There’s a rarity in tiny Finn’s Harbor, Maine: a rodeo is in town.  Clara Quinn and her cousin, Stephanie, find out about it early.  Clara’s new boyfriend, Rick, knows one of the calf ropers, and is passing out posters to put in business windows.  The poster features a rodeo cowboy and triggers a vision for Clara’s Quinn Sense almost immediately.  The vision says the clown is in terrible danger.  Rick is taking Clara to the first night of the rodeo to meet his buddy, Wes, but Clara is distracted by the vision.  She’s trying to decide if warning the clown will make her sound crazy or dangerous.  (Probably, yes.)

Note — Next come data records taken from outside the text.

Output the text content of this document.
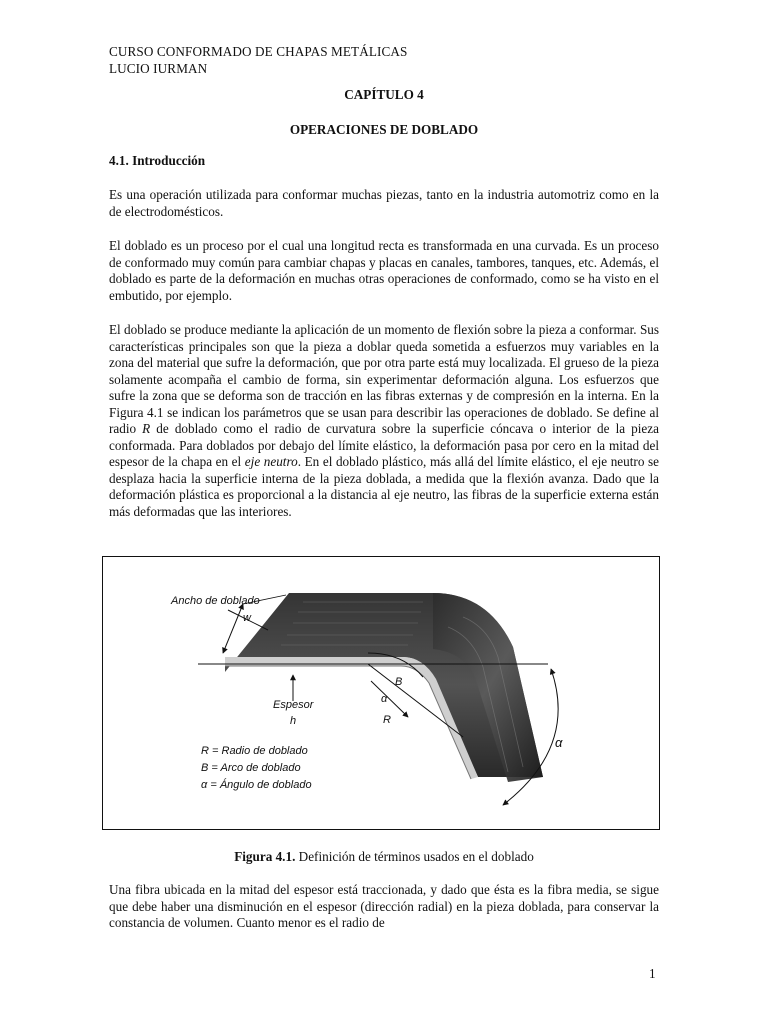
CURSO CONFORMADO DE CHAPAS METÁLICAS
LUCIO IURMAN
CAPÍTULO 4
OPERACIONES DE DOBLADO
4.1. Introducción

Es una operación utilizada para conformar muchas piezas, tanto en la industria automotriz como en la de electrodomésticos.

El doblado es un proceso por el cual una longitud recta es transformada en una curvada. Es un proceso de conformado muy común para cambiar chapas y placas en canales, tambores, tanques, etc. Además, el doblado es parte de la deformación en muchas otras operaciones de conformado, como se ha visto en el embutido, por ejemplo.

El doblado se produce mediante la aplicación de un momento de flexión sobre la pieza a conformar. Sus características principales son que la pieza a doblar queda sometida a esfuerzos muy variables en la zona del material que sufre la deformación, que por otra parte está muy localizada. El grueso de la pieza solamente acompaña el cambio de forma, sin experimentar deformación alguna. Los esfuerzos que sufre la zona que se deforma son de tracción en las fibras externas y de compresión en la interna. En la Figura 4.1 se indican los parámetros que se usan para describir las operaciones de doblado. Se define al radio R de doblado como el radio de curvatura sobre la superficie cóncava o interior de la pieza conformada. Para doblados por debajo del límite elástico, la deformación pasa por cero en la mitad del espesor de la chapa en el eje neutro. En el doblado plástico, más allá del límite elástico, el eje neutro se desplaza hacia la superficie interna de la pieza doblada, a medida que la flexión avanza. Dado que la deformación plástica es proporcional a la distancia al eje neutro, las fibras de la superficie externa están más deformadas que las interiores.

Ancho de doblado
w
Espesor
h
B
α
R
α
R = Radio de doblado
B = Arco de doblado
α = Ángulo de doblado
Figura 4.1. Definición de términos usados en el doblado

Una fibra ubicada en la mitad del espesor está traccionada, y dado que ésta es la fibra media, se sigue que debe haber una disminución en el espesor (dirección radial) en la pieza doblada, para conservar la constancia de volumen. Cuanto menor es el radio de

1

The rodeo turns out to be more fun than Clara expected.  Sadly, by the time it’s over, a young woman is dead.  Lisa, an assistant to the promoter, has been strangled with a custom-made rodeo rope.  That rope belongs to Wes, and they were seen arguing earlier.  Naturally, Wes is the prime suspect and Clara decides to ask some questions to put Rick’s mind at ease.

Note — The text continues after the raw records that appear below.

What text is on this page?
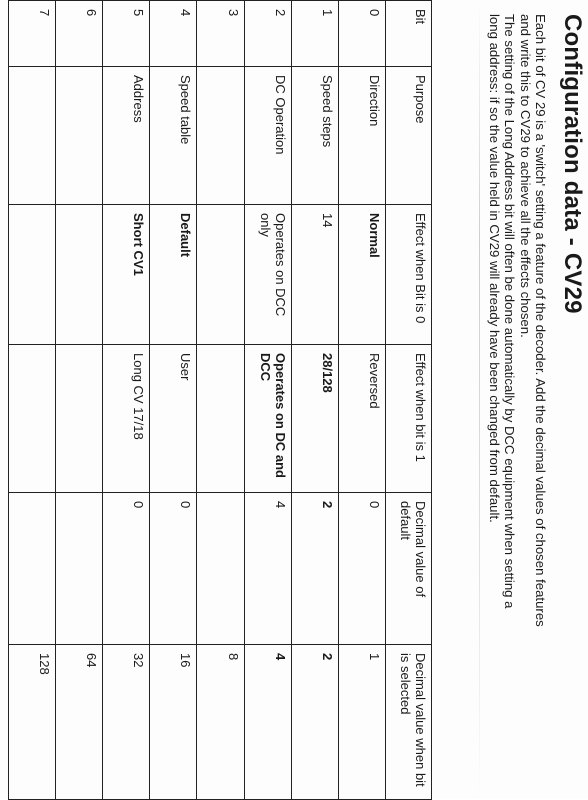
Configuration data - CV29

Each bit of CV 29 is a 'switch' setting a feature of the decoder. Add the decimal values of chosen features

and write this to CV29 to achieve all the effects chosen.

The setting of the Long Address bit will often be done automatically by DCC equipment when setting a

long address: if so the value held in CV29 will already have been changed from default.

Bit	Purpose	Effect when Bit is 0	Effect when bit is 1	Decimal value of default	Decimal value when bit is selected
0	Direction	Normal	Reversed	0	1
1	Speed steps	14	28/128	2	2
2	DC Operation	Operates on DCC only	Operates on DC and DCC	4	4
3					8
4	Speed table	Default	User	0	16
5	Address	Short CV1	Long CV 17/18	0	32
6					64
7					128
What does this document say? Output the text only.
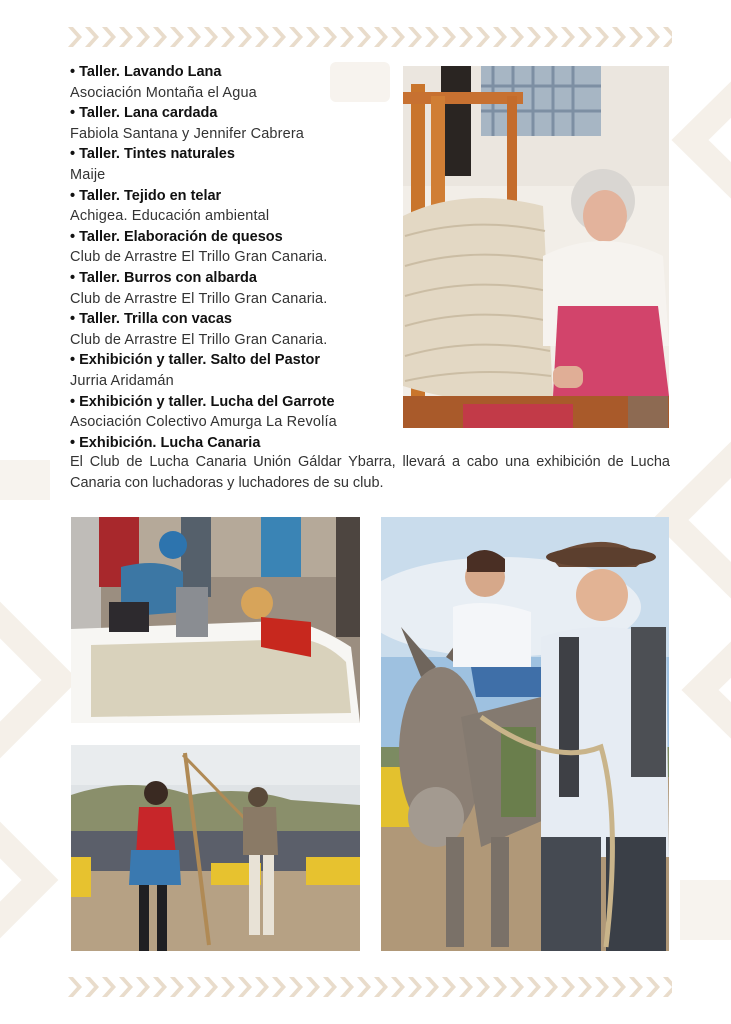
• Taller. Lavando Lana
Asociación Montaña el Agua
• Taller. Lana cardada
Fabiola Santana y Jennifer Cabrera
• Taller. Tintes naturales
Maije
• Taller. Tejido en telar
Achigea. Educación ambiental
• Taller. Elaboración de quesos
Club de Arrastre El Trillo Gran Canaria.
• Taller. Burros con albarda
Club de Arrastre El Trillo Gran Canaria.
• Taller. Trilla con vacas
Club de Arrastre El Trillo Gran Canaria.
• Exhibición y taller. Salto del Pastor
Jurria Aridamán
• Exhibición y taller. Lucha del Garrote
Asociación Colectivo Amurga La Revolía
• Exhibición. Lucha Canaria
El Club de Lucha Canaria Unión Gáldar Ybarra, llevará a cabo una exhibición de Lucha Canaria con luchadoras y luchadores de su club.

There’s a sense of being a step or two removed from the actual mystery here, since the reader never meets Lisa, and only meets Wes once, and briefly, at that.  Clara and Stephanie go about the routine of asking questions, but don’t come up with much, really.  The mystery plot seems a bit meandering this time around, until a second death shifts things into gear.  Clara and Stephanie are a lot more realistic when they’re just being cousins who run a bookstore instead of amateur sleuths.  That said, the main characters are fun to watch.  The bookstore gets a new mascot in this outing, and the cousins make plans for the future of their business.


Rating: 6

August 2014

ISBN# 978-0-425-27138-4 (paperback)

Monday, August 11, 2014

Ill-Gotten Panes - Jennifer McAndrews

Ill-Gotten Panes
A Stained-Glass Mystery
Jennifer McAndrews
Berkley Prime Crime
Not long ago, Georgia Kelly was living her dream in the big city.  She had a great job as an accountant in an investment banking firm.  Until her firm was caught up in scandal and the job disappeared, along with a lot of her confidence.  Continuing with this roll, her boyfriend “invited” her to move out of their shared apartment.  Georgia did the only thing she could: she retreated to her grandfather Pete’s home in tiny Wenwood, New York.  From there, she’s planning to do a bit of healing and find a way to start again.
Living in a small town is not really to her taste, and she misses the fast pace of the big city terribly.  But there’s action in small towns, too.  A developer is trying to turn the brickworks (the town’s claim to fame and former employer of most of the town) into a marina to cater to tourists.  Financially, it seems a sound decision, but a lot of townspeople have a very emotional attachment to the brickworks and oppose the project.  Opinions are heated, and Georgia stumbles into a big argument between Mr. Edgers, who runs the local hardware store, and the developer.  Later, Mr. Edgers is found dead in his store.  He’d been hit over the head with a Wenwood brick.  Unfortunately, Pete was also heard arguing with Mr. Edgers just before his death, and becomes a prime suspect. 
While the circumstances seem familiar – heroine relocates from big city to small town – the author makes them feel new.  In this case, Georgia is homesick for the city.  And the inhabitants of the small town are somewhat less than welcoming to her, even though she spent part of her childhood there.  It’s a refreshingly not-rosy twist on small town life.  That said, the inhabitants seem to have good reasons for their actions and attitudes.  They’re individuals who are reacting (some better than others) to a murder in their midst.
The mystery is well plotted with some interesting twists.  The local history is unavoidably tied up in the murder and the reasons for it.  Since the book is written in first-person, it’s fun to follow Georgia on her investigation and ‘listen in’ on her real opinions.   She’s intelligent, witty, and doing her best to act like a grown-up, even in the presence of her grandfather.  Not always an easy feat.  Their relationship seems absolutely realistic.  Obviously, there’s more to come, but this is a very solid start to a mystery series.